Der Gesetzesvorschlag wird von einer Koalition aus Anti-Raucher/Anti-Tabak-Gruppierungen und einem Verbund isländischer Mediziner (Icelandic Medical Association) unterstützt. Fridleifsdottir geht es vor allem darum, Kinder und Jugendlichen davon abzuhalten, dass sie irgendwann zu Zigaretten greifen. Sie war bereits Initiatorin der bisher gültigen Anti-Raucher-Gesetzgebung. Aufklärungskampagnen in Schulen und in sozialen Netzwerken sollen der jüngeren Generation ermöglichen, die negativen Folgen des Rauchens zu begreifen. Pädagogik alleine reiche aber nicht.

Preispolitik

Zunächst will Fridleifsdottir die Zigarettenpreise erhöhen, jährlich um zehn Prozent. Für den Erfolg dieser Maßnahme legt sie Zahlen vor, wonach eine zehnprozentige Erhöhung zu einer 4- bis 8-prozentigen Reduktion des Tabakkonsums führt.

Am Ende des Zehnjahresplans würden sie dann so "billig wie nie" verteilt, eben über Apotheken auf Rezept, so Thorarinn Gudnason, Präsident der isländischen Kardiologengemeinschaft, gegenüber dem Guardian - Suchtkranke sollten nicht extra besteuert werden:

Under our plan, smokers who are given prescriptions will be diagnosed as addicts, and we don't think the government should tax addicts.

Die bisherigen Preise für Zigaretten entsprächen nicht den tatsächlichen Kosten für die Gesellschaft:

A packet currently costs around 1,000 krona [£5.50], but if you factor in the cost of sick leave, reduced productivity due to smoking breaks and premature retirement on health grounds, it should really be 3,000 krona.

Das süchtige Verlangen nach Zigaretten vergleicht Gudnason mit der Heroinsucht, nicht was die Nebeneffekte anbelangt, aber den Grad der Sucht und wie schnell sie den Konsumenten beherrscht. Künftig sollen seiner Auffassung nach Zigaretten wie Arzneimittel lizensiert werden, was zur Folge hätte, dass sie aufgrund bekannter möglicher Folgen, wie Lungenkrebs, COPD und Herzinfarkte, möglicherweise gar nicht auf den Markt kämen, so Gudnason, der damit einen möglichen Weg anspricht, den Verkauf von Zigaretten letzlich (im Zwanzigjahresplan?) ganz zu verbieten.

Auch er verweist auf vergleichsweise hohe Zahlen der Todesfälle durch Krankheiten, deren Entstehung durch übermäßigen Tabaksgenuss befördert wird. In Island würden jährlich 1.500 Menschen sterben und 300 davon durch Krankheiten, wie die oben geschilderten.

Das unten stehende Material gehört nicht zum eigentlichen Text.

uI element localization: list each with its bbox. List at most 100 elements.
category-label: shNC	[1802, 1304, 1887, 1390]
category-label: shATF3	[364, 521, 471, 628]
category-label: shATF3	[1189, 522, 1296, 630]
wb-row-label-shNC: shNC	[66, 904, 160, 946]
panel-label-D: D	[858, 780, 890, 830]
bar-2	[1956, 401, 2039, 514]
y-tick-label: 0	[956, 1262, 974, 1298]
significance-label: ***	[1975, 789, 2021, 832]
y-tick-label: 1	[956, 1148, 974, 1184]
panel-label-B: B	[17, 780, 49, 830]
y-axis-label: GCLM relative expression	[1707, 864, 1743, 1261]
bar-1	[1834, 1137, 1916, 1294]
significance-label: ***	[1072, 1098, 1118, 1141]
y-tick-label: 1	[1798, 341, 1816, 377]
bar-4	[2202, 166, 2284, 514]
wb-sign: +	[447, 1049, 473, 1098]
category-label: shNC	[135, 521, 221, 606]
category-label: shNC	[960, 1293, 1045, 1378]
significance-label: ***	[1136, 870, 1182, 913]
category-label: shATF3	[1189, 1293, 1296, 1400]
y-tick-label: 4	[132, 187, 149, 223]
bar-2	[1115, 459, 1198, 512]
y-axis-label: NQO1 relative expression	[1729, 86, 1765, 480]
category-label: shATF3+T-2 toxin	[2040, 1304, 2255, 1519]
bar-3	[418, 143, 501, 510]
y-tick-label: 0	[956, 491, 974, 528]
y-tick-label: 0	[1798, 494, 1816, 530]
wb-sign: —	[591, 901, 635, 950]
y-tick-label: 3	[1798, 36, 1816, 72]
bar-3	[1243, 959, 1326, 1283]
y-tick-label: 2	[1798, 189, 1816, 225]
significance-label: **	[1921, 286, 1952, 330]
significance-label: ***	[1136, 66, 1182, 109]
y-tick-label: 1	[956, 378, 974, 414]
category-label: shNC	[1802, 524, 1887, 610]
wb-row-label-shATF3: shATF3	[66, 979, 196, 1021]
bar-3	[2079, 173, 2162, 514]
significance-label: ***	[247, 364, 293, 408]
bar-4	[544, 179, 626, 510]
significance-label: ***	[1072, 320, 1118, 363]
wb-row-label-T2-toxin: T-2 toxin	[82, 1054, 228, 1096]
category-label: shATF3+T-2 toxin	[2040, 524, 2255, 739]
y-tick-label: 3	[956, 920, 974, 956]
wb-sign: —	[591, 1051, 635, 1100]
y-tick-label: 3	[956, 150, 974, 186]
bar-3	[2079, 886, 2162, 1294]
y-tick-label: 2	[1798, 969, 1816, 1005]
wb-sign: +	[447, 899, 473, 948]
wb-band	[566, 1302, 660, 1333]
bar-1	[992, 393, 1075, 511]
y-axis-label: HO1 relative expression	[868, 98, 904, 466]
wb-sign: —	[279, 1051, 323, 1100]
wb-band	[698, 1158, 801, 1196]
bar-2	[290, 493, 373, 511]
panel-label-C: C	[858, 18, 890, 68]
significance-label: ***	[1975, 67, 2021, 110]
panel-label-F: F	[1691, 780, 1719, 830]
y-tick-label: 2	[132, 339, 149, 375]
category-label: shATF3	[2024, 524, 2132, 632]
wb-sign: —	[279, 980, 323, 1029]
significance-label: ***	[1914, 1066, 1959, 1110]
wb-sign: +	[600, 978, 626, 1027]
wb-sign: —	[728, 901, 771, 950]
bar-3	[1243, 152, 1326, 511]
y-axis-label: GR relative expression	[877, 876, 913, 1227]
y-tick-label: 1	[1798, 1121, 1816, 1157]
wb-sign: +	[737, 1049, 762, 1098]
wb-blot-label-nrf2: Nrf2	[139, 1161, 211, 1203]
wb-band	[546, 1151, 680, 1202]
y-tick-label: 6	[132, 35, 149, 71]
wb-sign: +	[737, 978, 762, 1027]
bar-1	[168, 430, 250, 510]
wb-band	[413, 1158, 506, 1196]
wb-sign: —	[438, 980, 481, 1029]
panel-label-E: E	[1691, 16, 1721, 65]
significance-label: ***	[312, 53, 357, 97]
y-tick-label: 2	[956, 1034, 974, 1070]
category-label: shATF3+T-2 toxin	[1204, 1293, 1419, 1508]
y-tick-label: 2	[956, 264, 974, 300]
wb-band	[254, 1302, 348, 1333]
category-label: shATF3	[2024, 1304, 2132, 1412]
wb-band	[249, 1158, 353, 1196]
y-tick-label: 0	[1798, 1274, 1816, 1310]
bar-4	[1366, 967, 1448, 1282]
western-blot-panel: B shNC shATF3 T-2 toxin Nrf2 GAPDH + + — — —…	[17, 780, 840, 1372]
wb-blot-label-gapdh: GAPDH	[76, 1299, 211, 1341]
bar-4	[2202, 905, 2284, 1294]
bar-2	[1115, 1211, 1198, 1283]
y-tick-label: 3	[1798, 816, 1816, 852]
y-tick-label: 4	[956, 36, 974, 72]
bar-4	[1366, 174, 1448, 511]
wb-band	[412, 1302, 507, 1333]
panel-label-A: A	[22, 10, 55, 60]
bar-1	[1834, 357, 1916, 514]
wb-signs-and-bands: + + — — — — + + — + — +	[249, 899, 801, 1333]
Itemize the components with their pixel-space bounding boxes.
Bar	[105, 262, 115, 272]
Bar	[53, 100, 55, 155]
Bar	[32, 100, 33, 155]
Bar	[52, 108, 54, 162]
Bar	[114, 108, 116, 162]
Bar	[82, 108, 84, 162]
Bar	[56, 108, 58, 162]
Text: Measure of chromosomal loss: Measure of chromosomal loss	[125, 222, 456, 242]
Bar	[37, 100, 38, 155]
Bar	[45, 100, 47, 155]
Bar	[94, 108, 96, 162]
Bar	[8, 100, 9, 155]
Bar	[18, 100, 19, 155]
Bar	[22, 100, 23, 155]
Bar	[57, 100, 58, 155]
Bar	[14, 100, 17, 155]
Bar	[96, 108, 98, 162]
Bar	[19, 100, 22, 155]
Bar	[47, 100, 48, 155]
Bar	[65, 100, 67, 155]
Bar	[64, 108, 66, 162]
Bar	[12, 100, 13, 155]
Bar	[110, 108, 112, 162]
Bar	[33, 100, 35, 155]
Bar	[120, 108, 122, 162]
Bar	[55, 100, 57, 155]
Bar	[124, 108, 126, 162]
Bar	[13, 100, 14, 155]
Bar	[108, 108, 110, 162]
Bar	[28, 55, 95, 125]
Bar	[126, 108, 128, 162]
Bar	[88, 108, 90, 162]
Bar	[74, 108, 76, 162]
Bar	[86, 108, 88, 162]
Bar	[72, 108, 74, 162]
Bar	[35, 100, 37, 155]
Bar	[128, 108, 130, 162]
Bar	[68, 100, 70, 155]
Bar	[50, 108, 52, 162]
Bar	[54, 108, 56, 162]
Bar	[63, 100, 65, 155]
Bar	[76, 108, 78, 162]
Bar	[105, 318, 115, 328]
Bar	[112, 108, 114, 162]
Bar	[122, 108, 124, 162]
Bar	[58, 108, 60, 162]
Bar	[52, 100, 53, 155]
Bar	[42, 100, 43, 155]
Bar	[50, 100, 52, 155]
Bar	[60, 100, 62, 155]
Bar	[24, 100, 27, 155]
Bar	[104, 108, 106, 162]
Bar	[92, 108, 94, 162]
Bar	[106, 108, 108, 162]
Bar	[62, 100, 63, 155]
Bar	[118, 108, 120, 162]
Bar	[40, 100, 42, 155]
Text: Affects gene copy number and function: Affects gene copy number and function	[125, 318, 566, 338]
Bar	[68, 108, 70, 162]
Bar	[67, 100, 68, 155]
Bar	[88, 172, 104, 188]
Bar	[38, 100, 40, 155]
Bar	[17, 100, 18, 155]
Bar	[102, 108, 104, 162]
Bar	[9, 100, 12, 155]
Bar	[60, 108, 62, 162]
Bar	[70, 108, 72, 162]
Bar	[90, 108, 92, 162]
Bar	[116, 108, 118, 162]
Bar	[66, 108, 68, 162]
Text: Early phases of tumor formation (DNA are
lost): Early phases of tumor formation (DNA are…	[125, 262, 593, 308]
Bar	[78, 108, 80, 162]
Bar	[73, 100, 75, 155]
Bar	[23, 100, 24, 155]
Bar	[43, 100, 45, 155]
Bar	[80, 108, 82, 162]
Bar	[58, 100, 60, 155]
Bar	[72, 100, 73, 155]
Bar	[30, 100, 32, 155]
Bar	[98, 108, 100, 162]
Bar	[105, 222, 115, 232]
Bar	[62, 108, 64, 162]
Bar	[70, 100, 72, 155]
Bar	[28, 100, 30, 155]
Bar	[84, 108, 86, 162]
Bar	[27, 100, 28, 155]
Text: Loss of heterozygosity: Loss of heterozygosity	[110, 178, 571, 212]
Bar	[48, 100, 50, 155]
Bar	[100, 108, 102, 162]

That's 20% of all deaths. We think that our proposals could lead to a significant reduction in smoking-related deaths - perhaps down to just 100 annually.

Dass man in Island die "Raucherquote" in den letzten 20 Jahren von 30% auf 15% halbieren konnte, wird mit der erhöhten Besteuerung in Zusammenhang gebracht. Dazu käme, dass sich die Isländer, die der Finanzkrise von 2008 besonders stark ausgesetzt waren, die hohen Preise für Zigaretten nicht mehr leisten wollten.

Als zusätzliche Sanktionsmöglichkeit bringt der isländische Kardiologenverbandschef das Beispiel schwedischer Ärztekollegen ins Spiel. Dort würden sich Chirurgen weigern, Raucher zu operieren, weil deren Sucht die Heilungschancen verschlechtert.